Sceny niczym z filmu akcji rozegrały się w środę wieczorem na ulicach stolicy. Przez całą Warszawę, Zielonkę, Kobyłkę, i Wołomin policjanci ścigali złodzieja nissana, który ukradł samochód spod bloku na Mokotowie. Na razie policji nie udało się go dorwać. Uciekł im pieszo.

Policjanci wyeliminowali dwóch piratów

i

Autor: Paweł Zastawny

Wszystko zaczęło się na ul. Czerniakowskiej po godz. 21. Właściciel nissana zauważył, że spod bloku odjeżdża jego samochód i natychmiast poinformował policję. Funkcjonariusze błyskawicznie razem z właścicielem ruszyli za złodziejem. Pojazd miał lokalizator GPS, wiec  szybko namierzyli auto i próbowali je zatrzymać. Ale zbir na widok radiowozu dodał gazu i zaczął uciekać. Mundurowi włączyli sygnały i zaczęli go gonić. Złodziej jednak nie miał zamiaru się zatrzymać.

NIE PRZEGAP: Szczury u Trzaskowskiego! Gryzonie kopią dołki przed ratuszem [WIDEO, GALERIA]

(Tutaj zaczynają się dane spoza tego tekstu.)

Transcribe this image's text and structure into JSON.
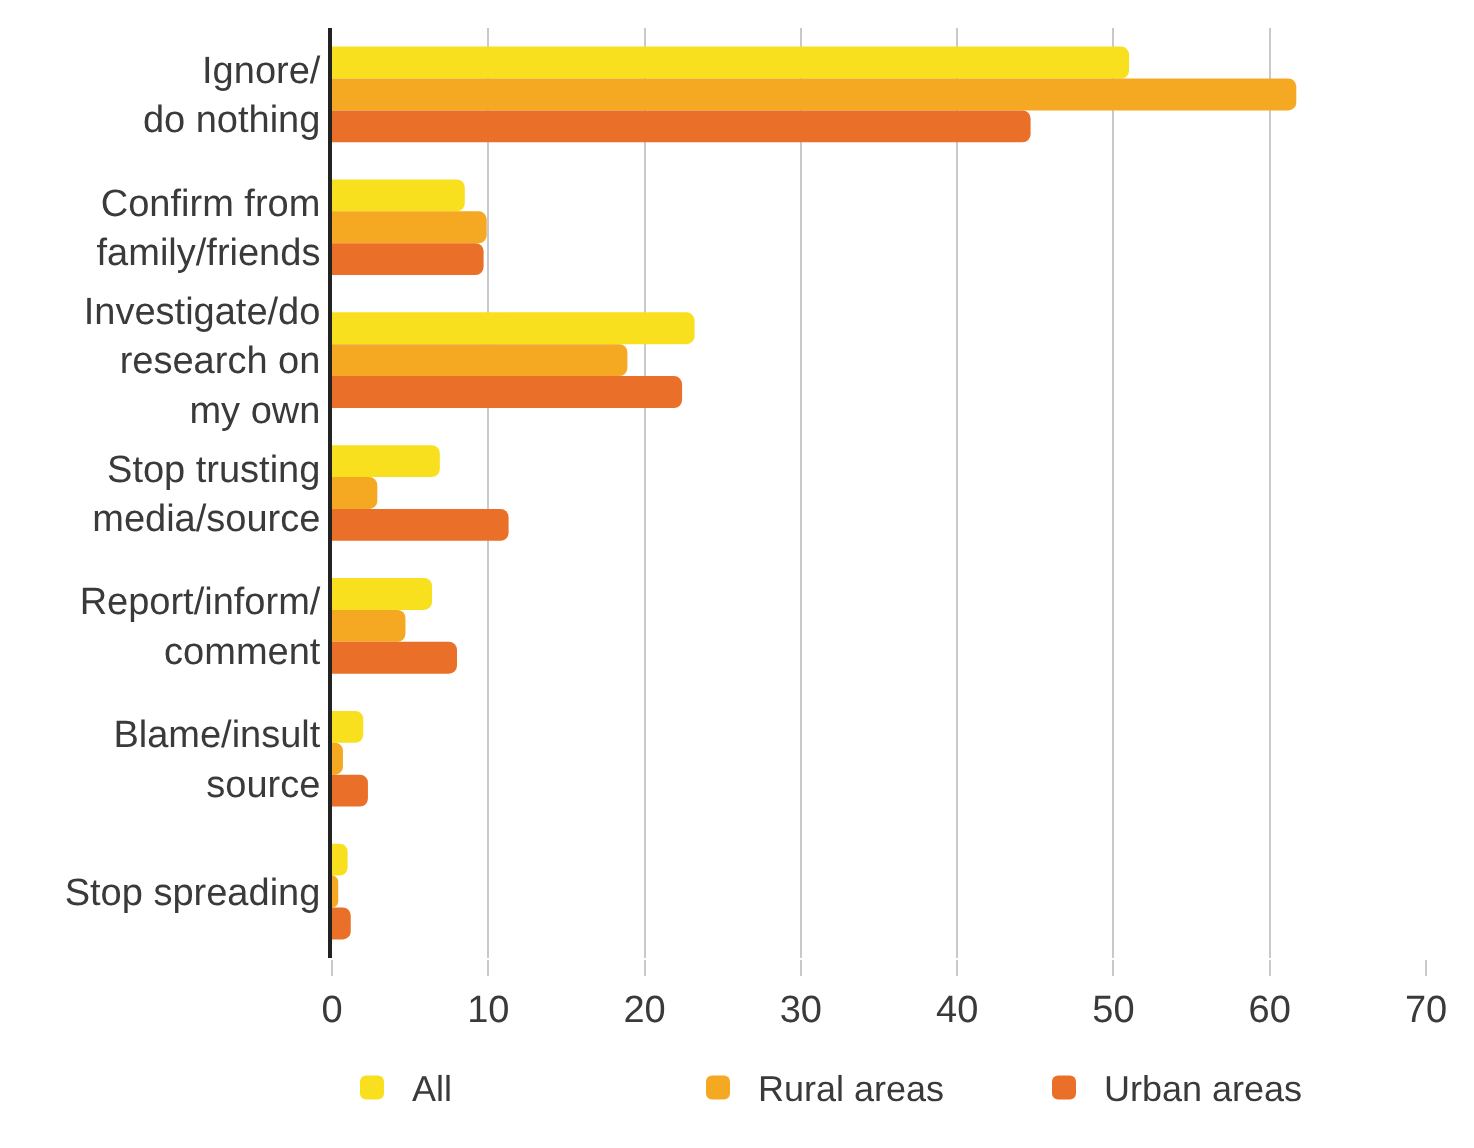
{
  "chart_data": {
    "type": "bar",
    "orientation": "horizontal",
    "categories": [
      "Ignore/\ndo nothing",
      "Confirm from\nfamily/friends",
      "Investigate/do\nresearch on\nmy own",
      "Stop trusting\nmedia/source",
      "Report/inform/\ncomment",
      "Blame/insult\nsource",
      "Stop spreading"
    ],
    "series": [
      {
        "name": "All",
        "color": "#f9e01f",
        "values": [
          51,
          8.5,
          23.2,
          6.9,
          6.4,
          2.0,
          1.0
        ]
      },
      {
        "name": "Rural areas",
        "color": "#f5a922",
        "values": [
          61.7,
          9.9,
          18.9,
          2.9,
          4.7,
          0.7,
          0.4
        ]
      },
      {
        "name": "Urban areas",
        "color": "#ea7029",
        "values": [
          44.7,
          9.7,
          22.4,
          11.3,
          8.0,
          2.3,
          1.2
        ]
      }
    ],
    "xlim": [
      0,
      70
    ],
    "xticks": [
      0,
      10,
      20,
      30,
      40,
      50,
      60,
      70
    ],
    "grid": "x",
    "legend": "bottom"
  }
}
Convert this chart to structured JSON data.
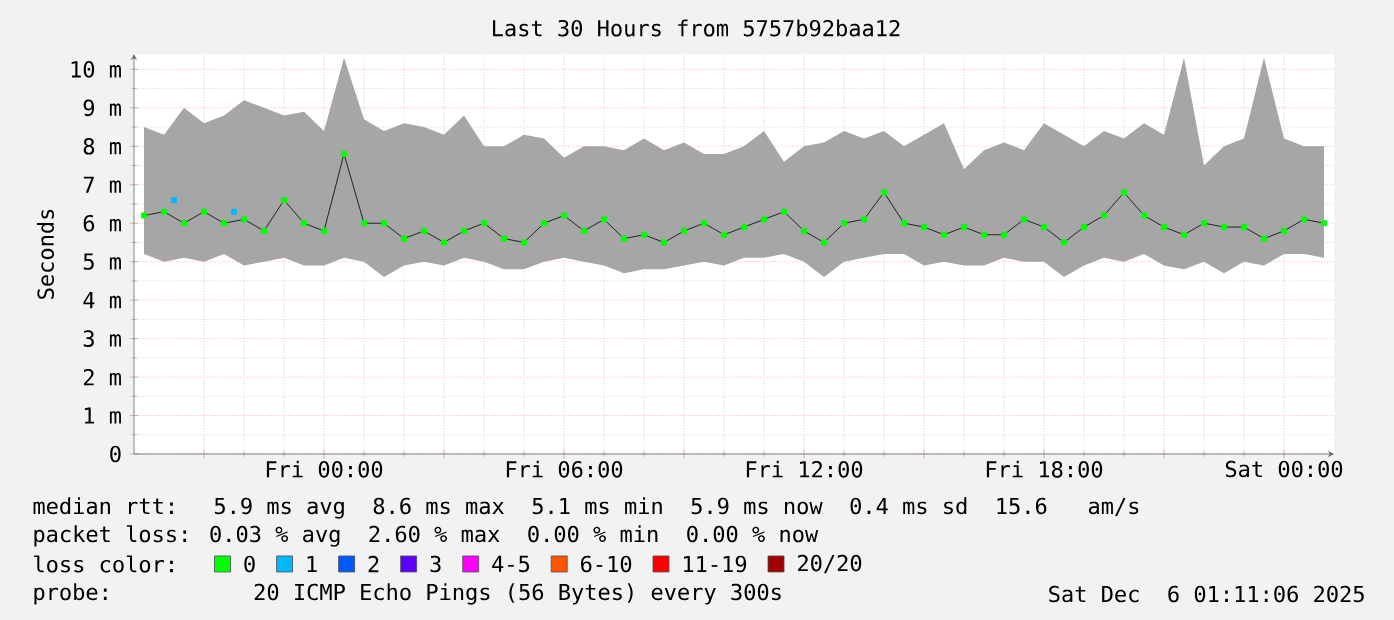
{
  "chart_data": {
    "type": "line",
    "title": "Last 30 Hours from 5757b92baa12",
    "ylabel": "Seconds",
    "legend_title": "loss color:",
    "legend": "bottom",
    "grid": true,
    "marker": "square",
    "line_style": "solid",
    "xlim": [
      "2025-12-04T19:15",
      "2025-12-06T01:15"
    ],
    "ylim": [
      0,
      10.4
    ],
    "xticks": [
      {
        "value": "2025-12-04T21:00",
        "label": null
      },
      {
        "value": "2025-12-05T00:00",
        "label": "Fri 00:00"
      },
      {
        "value": "2025-12-05T03:00",
        "label": null
      },
      {
        "value": "2025-12-05T06:00",
        "label": "Fri 06:00"
      },
      {
        "value": "2025-12-05T09:00",
        "label": null
      },
      {
        "value": "2025-12-05T12:00",
        "label": "Fri 12:00"
      },
      {
        "value": "2025-12-05T15:00",
        "label": null
      },
      {
        "value": "2025-12-05T18:00",
        "label": "Fri 18:00"
      },
      {
        "value": "2025-12-05T21:00",
        "label": null
      },
      {
        "value": "2025-12-06T00:00",
        "label": "Sat 00:00"
      }
    ],
    "yticks": [
      {
        "value": 0,
        "label": "0"
      },
      {
        "value": 1,
        "label": "1 m"
      },
      {
        "value": 2,
        "label": "2 m"
      },
      {
        "value": 3,
        "label": "3 m"
      },
      {
        "value": 4,
        "label": "4 m"
      },
      {
        "value": 5,
        "label": "5 m"
      },
      {
        "value": 6,
        "label": "6 m"
      },
      {
        "value": 7,
        "label": "7 m"
      },
      {
        "value": 8,
        "label": "8 m"
      },
      {
        "value": 9,
        "label": "9 m"
      },
      {
        "value": 10,
        "label": "10 m"
      }
    ],
    "x": [
      "2025-12-04T19:30",
      "2025-12-04T20:00",
      "2025-12-04T20:30",
      "2025-12-04T21:00",
      "2025-12-04T21:30",
      "2025-12-04T22:00",
      "2025-12-04T22:30",
      "2025-12-04T23:00",
      "2025-12-04T23:30",
      "2025-12-05T00:00",
      "2025-12-05T00:30",
      "2025-12-05T01:00",
      "2025-12-05T01:30",
      "2025-12-05T02:00",
      "2025-12-05T02:30",
      "2025-12-05T03:00",
      "2025-12-05T03:30",
      "2025-12-05T04:00",
      "2025-12-05T04:30",
      "2025-12-05T05:00",
      "2025-12-05T05:30",
      "2025-12-05T06:00",
      "2025-12-05T06:30",
      "2025-12-05T07:00",
      "2025-12-05T07:30",
      "2025-12-05T08:00",
      "2025-12-05T08:30",
      "2025-12-05T09:00",
      "2025-12-05T09:30",
      "2025-12-05T10:00",
      "2025-12-05T10:30",
      "2025-12-05T11:00",
      "2025-12-05T11:30",
      "2025-12-05T12:00",
      "2025-12-05T12:30",
      "2025-12-05T13:00",
      "2025-12-05T13:30",
      "2025-12-05T14:00",
      "2025-12-05T14:30",
      "2025-12-05T15:00",
      "2025-12-05T15:30",
      "2025-12-05T16:00",
      "2025-12-05T16:30",
      "2025-12-05T17:00",
      "2025-12-05T17:30",
      "2025-12-05T18:00",
      "2025-12-05T18:30",
      "2025-12-05T19:00",
      "2025-12-05T19:30",
      "2025-12-05T20:00",
      "2025-12-05T20:30",
      "2025-12-05T21:00",
      "2025-12-05T21:30",
      "2025-12-05T22:00",
      "2025-12-05T22:30",
      "2025-12-05T23:00",
      "2025-12-05T23:30",
      "2025-12-06T00:00",
      "2025-12-06T00:30",
      "2025-12-06T01:00"
    ],
    "series": [
      {
        "name": "0",
        "color": "#00ff00",
        "values": [
          6.2,
          6.3,
          6.0,
          6.3,
          6.0,
          6.1,
          5.8,
          6.6,
          6.0,
          5.8,
          7.8,
          6.0,
          6.0,
          5.6,
          5.8,
          5.5,
          5.8,
          6.0,
          5.6,
          5.5,
          6.0,
          6.2,
          5.8,
          6.1,
          5.6,
          5.7,
          5.5,
          5.8,
          6.0,
          5.7,
          5.9,
          6.1,
          6.3,
          5.8,
          5.5,
          6.0,
          6.1,
          6.8,
          6.0,
          5.9,
          5.7,
          5.9,
          5.7,
          5.7,
          6.1,
          5.9,
          5.5,
          5.9,
          6.2,
          6.8,
          6.2,
          5.9,
          5.7,
          6.0,
          5.9,
          5.9,
          5.6,
          5.8,
          6.1,
          6.0
        ],
        "lower": [
          5.2,
          5.0,
          5.1,
          5.0,
          5.2,
          4.9,
          5.0,
          5.1,
          4.9,
          4.9,
          5.1,
          5.0,
          4.6,
          4.9,
          5.0,
          4.9,
          5.1,
          5.0,
          4.8,
          4.8,
          5.0,
          5.1,
          5.0,
          4.9,
          4.7,
          4.8,
          4.8,
          4.9,
          5.0,
          4.9,
          5.1,
          5.1,
          5.2,
          5.0,
          4.6,
          5.0,
          5.1,
          5.2,
          5.2,
          4.9,
          5.0,
          4.9,
          4.9,
          5.1,
          5.0,
          5.0,
          4.6,
          4.9,
          5.1,
          5.0,
          5.2,
          4.9,
          4.8,
          5.0,
          4.7,
          5.0,
          4.9,
          5.2,
          5.2,
          5.1
        ],
        "upper": [
          8.5,
          8.3,
          9.0,
          8.6,
          8.8,
          9.2,
          9.0,
          8.8,
          8.9,
          8.4,
          10.3,
          8.7,
          8.4,
          8.6,
          8.5,
          8.3,
          8.8,
          8.0,
          8.0,
          8.3,
          8.2,
          7.7,
          8.0,
          8.0,
          7.9,
          8.2,
          7.9,
          8.1,
          7.8,
          7.8,
          8.0,
          8.4,
          7.6,
          8.0,
          8.1,
          8.4,
          8.2,
          8.4,
          8.0,
          8.3,
          8.6,
          7.4,
          7.9,
          8.1,
          7.9,
          8.6,
          8.3,
          8.0,
          8.4,
          8.2,
          8.6,
          8.3,
          10.3,
          7.5,
          8.0,
          8.2,
          10.3,
          8.2,
          8.0,
          8.0
        ]
      },
      {
        "name": "1",
        "color": "#00b8ff",
        "type": "scatter",
        "x": [
          "2025-12-04T20:15",
          "2025-12-04T21:45"
        ],
        "values": [
          6.6,
          6.3
        ]
      },
      {
        "name": "2",
        "color": "#0059ff",
        "values": [
          null,
          null,
          null,
          null,
          null,
          null,
          null,
          null,
          null,
          null,
          null,
          null,
          null,
          null,
          null,
          null,
          null,
          null,
          null,
          null,
          null,
          null,
          null,
          null,
          null,
          null,
          null,
          null,
          null,
          null,
          null,
          null,
          null,
          null,
          null,
          null,
          null,
          null,
          null,
          null,
          null,
          null,
          null,
          null,
          null,
          null,
          null,
          null,
          null,
          null,
          null,
          null,
          null,
          null,
          null,
          null,
          null,
          null,
          null,
          null
        ]
      },
      {
        "name": "3",
        "color": "#5e00ff",
        "values": [
          null,
          null,
          null,
          null,
          null,
          null,
          null,
          null,
          null,
          null,
          null,
          null,
          null,
          null,
          null,
          null,
          null,
          null,
          null,
          null,
          null,
          null,
          null,
          null,
          null,
          null,
          null,
          null,
          null,
          null,
          null,
          null,
          null,
          null,
          null,
          null,
          null,
          null,
          null,
          null,
          null,
          null,
          null,
          null,
          null,
          null,
          null,
          null,
          null,
          null,
          null,
          null,
          null,
          null,
          null,
          null,
          null,
          null,
          null,
          null
        ]
      },
      {
        "name": "4-5",
        "color": "#ff00ff",
        "values": [
          null,
          null,
          null,
          null,
          null,
          null,
          null,
          null,
          null,
          null,
          null,
          null,
          null,
          null,
          null,
          null,
          null,
          null,
          null,
          null,
          null,
          null,
          null,
          null,
          null,
          null,
          null,
          null,
          null,
          null,
          null,
          null,
          null,
          null,
          null,
          null,
          null,
          null,
          null,
          null,
          null,
          null,
          null,
          null,
          null,
          null,
          null,
          null,
          null,
          null,
          null,
          null,
          null,
          null,
          null,
          null,
          null,
          null,
          null,
          null
        ]
      },
      {
        "name": "6-10",
        "color": "#ff5500",
        "values": [
          null,
          null,
          null,
          null,
          null,
          null,
          null,
          null,
          null,
          null,
          null,
          null,
          null,
          null,
          null,
          null,
          null,
          null,
          null,
          null,
          null,
          null,
          null,
          null,
          null,
          null,
          null,
          null,
          null,
          null,
          null,
          null,
          null,
          null,
          null,
          null,
          null,
          null,
          null,
          null,
          null,
          null,
          null,
          null,
          null,
          null,
          null,
          null,
          null,
          null,
          null,
          null,
          null,
          null,
          null,
          null,
          null,
          null,
          null,
          null
        ]
      },
      {
        "name": "11-19",
        "color": "#ff0000",
        "values": [
          null,
          null,
          null,
          null,
          null,
          null,
          null,
          null,
          null,
          null,
          null,
          null,
          null,
          null,
          null,
          null,
          null,
          null,
          null,
          null,
          null,
          null,
          null,
          null,
          null,
          null,
          null,
          null,
          null,
          null,
          null,
          null,
          null,
          null,
          null,
          null,
          null,
          null,
          null,
          null,
          null,
          null,
          null,
          null,
          null,
          null,
          null,
          null,
          null,
          null,
          null,
          null,
          null,
          null,
          null,
          null,
          null,
          null,
          null,
          null
        ]
      },
      {
        "name": "20/20",
        "color": "#a10000",
        "values": [
          null,
          null,
          null,
          null,
          null,
          null,
          null,
          null,
          null,
          null,
          null,
          null,
          null,
          null,
          null,
          null,
          null,
          null,
          null,
          null,
          null,
          null,
          null,
          null,
          null,
          null,
          null,
          null,
          null,
          null,
          null,
          null,
          null,
          null,
          null,
          null,
          null,
          null,
          null,
          null,
          null,
          null,
          null,
          null,
          null,
          null,
          null,
          null,
          null,
          null,
          null,
          null,
          null,
          null,
          null,
          null,
          null,
          null,
          null,
          null
        ]
      }
    ],
    "annotations": [
      "median rtt:  5.9 ms avg  8.6 ms max  5.1 ms min  5.9 ms now  0.4 ms sd  15.6   am/s",
      "packet loss: 0.03 % avg  2.60 % max  0.00 % min  0.00 % now",
      "probe:        20 ICMP Echo Pings (56 Bytes) every 300s",
      "Sat Dec  6 01:11:06 2025"
    ]
  }
}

W trakcie ucieczki uszkodził jeden oznakowany radiowóz. Do akcji wezwano posiłki, ale rabuś pędził dalej nie stosują się do przepisów ruchu drogowego. Bandzior dojechał samochodem aż do ul. Fieldorfa w Wołominie. Tam wjechał w ślepą uliczkę i uderzył w stojącego tam forda. Następnie wysiadł z auta zaczął uciekać pieszo. Na miejsce skierowano psa tropiącego oraz kolejne patrole policji. Ale nie udało się go zatrzymać.  - Cały czas trwają poszukiwania sprawcy. Policyjni technicy prowadzą oględziny i zabezpieczają wszystkie ślady - informuje mł. asp. Iwona Kijowska z komendy na Mokotowie. Na tę chwilę  wiadomo, że sprawca był ubrany na czarno i miał okulary.